AMA Weighs In on Medicaid's Equal-Access Mandate

Jan 12, 2015 at 09:26 am by Staff


Medicaid Patient Access at Stake in U.S. Supreme Court Case

WASHINGTON - Jan. 12, 2015 - The American Medical Association (AMA) and a coalition of several healthcare organizations have filed a friend-of-the-court brief urging the U.S. Supreme Court to allow private actions challenging states that break trust with Medicaid’s promise to provide patients with equal access to medical care.

“The nation’s most vulnerable patients deserve the same access to high-quality medical care as patients with private insurance,” said AMA President Robert M. Wah, MD. “The sad fact is that Medicaid’s guarantee of equal access has become an illusion in many states that have cut Medicaid funding and driven physicians and other health professionals from the program.”

The brief in Armstrong v. Exceptional Child Center supports private lawsuits to sensibly enforce the equal-access mandate of the Medicaid Act, which requires states to adopt payment rates that ensure the poorest Americans have access to care on par with the general population. By contrast, the federal government’s primary means of enforcing equal access is revocation of funding – an extreme remedy that the brief notes “would devastate rather than benefit the individuals whom Medicaid was designed to protect.” 

Allowed to go unchecked, 32 states reduced and/or froze Medicaid rates in 2012, and 23 did so in 2013. As a result, Medicaid payment rates have often fallen below the average cost to deliver care and make it untenable for physicians to take on Medicaid patients. Surveys consistently show that low payment rates in Medicaid discourage physician participation in the program. According to a report by the Government Accountability Office, 38 states were unable to attract sufficient participation from healthcare professionals to serve Medicaid patients, with low Medicaid payment rates cited as one of the leading causes. 

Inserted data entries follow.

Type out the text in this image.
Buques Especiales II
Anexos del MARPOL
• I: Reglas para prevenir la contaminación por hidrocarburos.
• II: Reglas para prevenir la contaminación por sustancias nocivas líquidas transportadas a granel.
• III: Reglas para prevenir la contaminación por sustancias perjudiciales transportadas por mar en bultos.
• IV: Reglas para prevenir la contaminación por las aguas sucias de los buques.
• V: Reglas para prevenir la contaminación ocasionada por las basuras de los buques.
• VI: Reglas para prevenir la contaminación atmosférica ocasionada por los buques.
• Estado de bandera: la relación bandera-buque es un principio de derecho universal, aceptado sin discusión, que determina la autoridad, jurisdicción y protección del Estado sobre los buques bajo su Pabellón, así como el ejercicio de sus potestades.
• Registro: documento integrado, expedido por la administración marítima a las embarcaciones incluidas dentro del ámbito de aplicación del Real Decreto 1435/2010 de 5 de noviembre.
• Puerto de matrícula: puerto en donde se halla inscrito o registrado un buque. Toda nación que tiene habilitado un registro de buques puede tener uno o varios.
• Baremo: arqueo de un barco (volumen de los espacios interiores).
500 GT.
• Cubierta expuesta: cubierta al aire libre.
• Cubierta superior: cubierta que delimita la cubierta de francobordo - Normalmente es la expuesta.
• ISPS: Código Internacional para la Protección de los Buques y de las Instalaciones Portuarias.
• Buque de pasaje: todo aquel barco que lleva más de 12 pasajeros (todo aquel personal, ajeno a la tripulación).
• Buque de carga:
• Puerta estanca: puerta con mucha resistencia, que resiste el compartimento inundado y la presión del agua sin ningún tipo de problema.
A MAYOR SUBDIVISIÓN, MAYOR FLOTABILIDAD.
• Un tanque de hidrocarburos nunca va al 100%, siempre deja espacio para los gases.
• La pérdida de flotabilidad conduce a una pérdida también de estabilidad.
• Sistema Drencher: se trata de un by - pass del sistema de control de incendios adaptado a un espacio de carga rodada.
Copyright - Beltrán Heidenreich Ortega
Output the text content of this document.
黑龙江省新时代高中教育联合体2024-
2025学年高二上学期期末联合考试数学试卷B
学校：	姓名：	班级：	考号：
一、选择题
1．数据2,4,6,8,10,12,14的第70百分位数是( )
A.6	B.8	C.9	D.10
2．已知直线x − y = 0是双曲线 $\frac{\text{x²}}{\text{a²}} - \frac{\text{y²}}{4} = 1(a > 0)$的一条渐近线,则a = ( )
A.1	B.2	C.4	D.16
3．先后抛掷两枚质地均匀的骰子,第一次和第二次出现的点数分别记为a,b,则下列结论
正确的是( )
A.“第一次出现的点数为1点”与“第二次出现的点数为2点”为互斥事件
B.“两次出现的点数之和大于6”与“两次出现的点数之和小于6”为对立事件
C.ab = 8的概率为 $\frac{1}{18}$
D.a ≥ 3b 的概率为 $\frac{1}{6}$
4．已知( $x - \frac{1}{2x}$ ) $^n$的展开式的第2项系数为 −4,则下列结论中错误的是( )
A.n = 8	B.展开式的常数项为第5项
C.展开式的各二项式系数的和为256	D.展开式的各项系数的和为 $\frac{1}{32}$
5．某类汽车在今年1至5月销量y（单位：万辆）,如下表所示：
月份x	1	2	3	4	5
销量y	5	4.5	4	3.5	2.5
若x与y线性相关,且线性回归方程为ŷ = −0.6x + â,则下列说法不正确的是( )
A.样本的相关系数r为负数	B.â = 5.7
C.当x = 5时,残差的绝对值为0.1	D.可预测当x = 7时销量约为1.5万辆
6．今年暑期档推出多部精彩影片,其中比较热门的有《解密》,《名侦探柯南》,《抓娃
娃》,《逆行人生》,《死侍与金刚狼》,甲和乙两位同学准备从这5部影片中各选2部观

“Non-compliance with Medicaid’s equal-access mandate will continue unless private enforcement is allowed to challenge states that adopt Medicaid payment rates based on arbitrary or politically expedient budgetary decisions,” said Wah. 

The nation’s high court will hear oral arguments in the case on Jan. 20, just weeks after Medicaid payment rates dropped for many primary care physicians. In addition to its role in this Supreme Court case, the AMA continues to urge the federal government to extend the Medicaid payment increase that had been in effect during 2013 and 2014.